God bless you all!
Little sermon for great men
In 1931 a young man wrote: "If I did not have Jesus with me every morning, I would succumb under the weight of my task. All my efforts consist now in improving myself in every manner and in growing more and more so that I can become a leader full of pep who knows his job and his men, a leader committed to them. You must have some prestige in order to be a leader. You can obtain this prestige by generosity, by mutual help, by self-sacrifice. Jesus said: Greater love than this no man hath, that a man lay down his life for his friends. If only He would permit that it happens to me, I would be so grateful for this."
Jesus heard the prayer of this young man. A few years later, he was admitted at the military school of Saint-Cyr in France, which is the equivalent of West Point in the US army. After his classes, he chose the Alpine troops as a young lieutenant. The Alps Mountains would become the tragic scene of his life and of his death.
In 1940 the war separated him from his family: his wife, Marie-Germaine, whom he married two years previously and his young sons Robert and Philippe.
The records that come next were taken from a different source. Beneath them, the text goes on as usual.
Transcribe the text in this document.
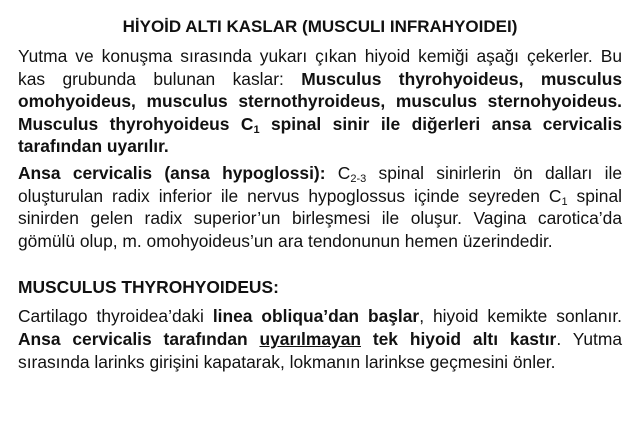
HİYOİD ALTI KASLAR (MUSCULI INFRAHYOIDEI)

Yutma ve konuşma sırasında yukarı çıkan hiyoid kemiği aşağı çekerler. Bu kas grubunda bulunan kaslar: Musculus thyrohyoideus, musculus omohyoideus, musculus sternothyroideus, musculus sternohyoideus. Musculus thyrohyoideus $C_1$ spinal sinir ile diğerleri ansa cervicalis tarafından uyarılır.

Ansa cervicalis (ansa hypoglossi): $C_{2-3}$ spinal sinirlerin ön dalları ile oluşturulan radix inferior ile nervus hypoglossus içinde seyreden $C_1$ spinal sinirden gelen radix superior’un birleşmesi ile oluşur. Vagina carotica’da gömülü olup, m. omohyoideus’un ara tendonunun hemen üzerindedir.

MUSCULUS THYROHYOIDEUS:

Cartilago thyroidea’daki linea obliqua’dan başlar, hiyoid kemikte sonlanır. Ansa cervicalis tarafından uyarılmayan tek hiyoid altı kastır. Yutma sırasında larinks girişini kapatarak, lokmanın larinkse geçmesini önler.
In 1941 it seemed that there was no more hope. Young Lieutenant Tom Morel did not understand it this way. After the demobilization of the French army, he wrote: "We, officers, must acknowledge and make ours two great principles: the first one is that France is immortal. The second one is that one day, we will vanquish."
In the darkest time of our History, Lieutenant Tom Morel kept an invincible hope that he communicated to his men. For him, there was no place for despair. He joined the Resistance because he knew that his country could recover his liberty, at whatever the cost. In fact, soon he would pay with his own life. He died in March 1944, offering his life for his country, but first to God. Three month later, thousands of American, Canadian and British soldiers would die in Normandy. In August of the same year, the second Armored Division of General Leclerc, a great soldier and a man of profound faith, would free Paris. Lieutenant Tom Morel would never see the achievement of his dream to see his country free, but he died with the certitude that his sacrifice was not useless. A few days before he died, he told someone: I always do what I think to be my duty, even though I have to die for this. Where did he find the strength to do this? In the heart of Jesus! "He is my great potential of energy. If He were not in my heart, I could not do anything!"
Dear brethren, today we celebrate the memory of the American soldiers who died for the United State of America. Forgive me if I did not evoke the memory of an American soldier, but I speak of what I know. And I am sure that your army had, and still has the honor to have such great men as Lieutenant Tom Morel in its ranks.
The military virtues are universal and deserve to be respected and honored in every country. They are a testimony of courage, honor and sacrifice. Often they predispose men to the Faith, because these virtues are eminently Catholic, even though they can exist on a mere natural level. It is maybe not a coincidence that the man who provoked the admiration of Jesus Christ for his faith was a Roman Centurion. And among the beautiful figures of the martyrs of the early Church, we can number many soldiers. One of the most famous is certainly Saint Maurice, General of the Legion of Thebans. Saint Maurice shows us that, even though the service of the country is important, the service of God is more important. He was a faithful servant of his Emperor, but when Maximian ordered him to sacrifice to the gods, he could not accept. He would pay his fidelity to Christ by his life.
We remember only the great names of History, the names of those we call today heroes. But there are so many unknown heroes whose lives were a sacrifice offered for liberty, justice and peace. Let us pray to God so that their sacrifices were not useless and that they can find the eternal rest in the place where there is true liberty, true justice and true peace forever. We are not here today to judge of the morality of war. Even when a war is legitimate and conforms to the moral principles taught by the Church, it is still something horrible. Certain ones among you have learned to know it. Certain ones have seen its devastation and its works of death. But wars are not decided by militaries but by politicians. So let us pray to have wise politicians. And let us honor those who have died for their country. They are for the youth of today a beautiful example. May Our Lady obtain for them eternal rest and may the example of their virtues help us to live with a true dignity and sense of honor.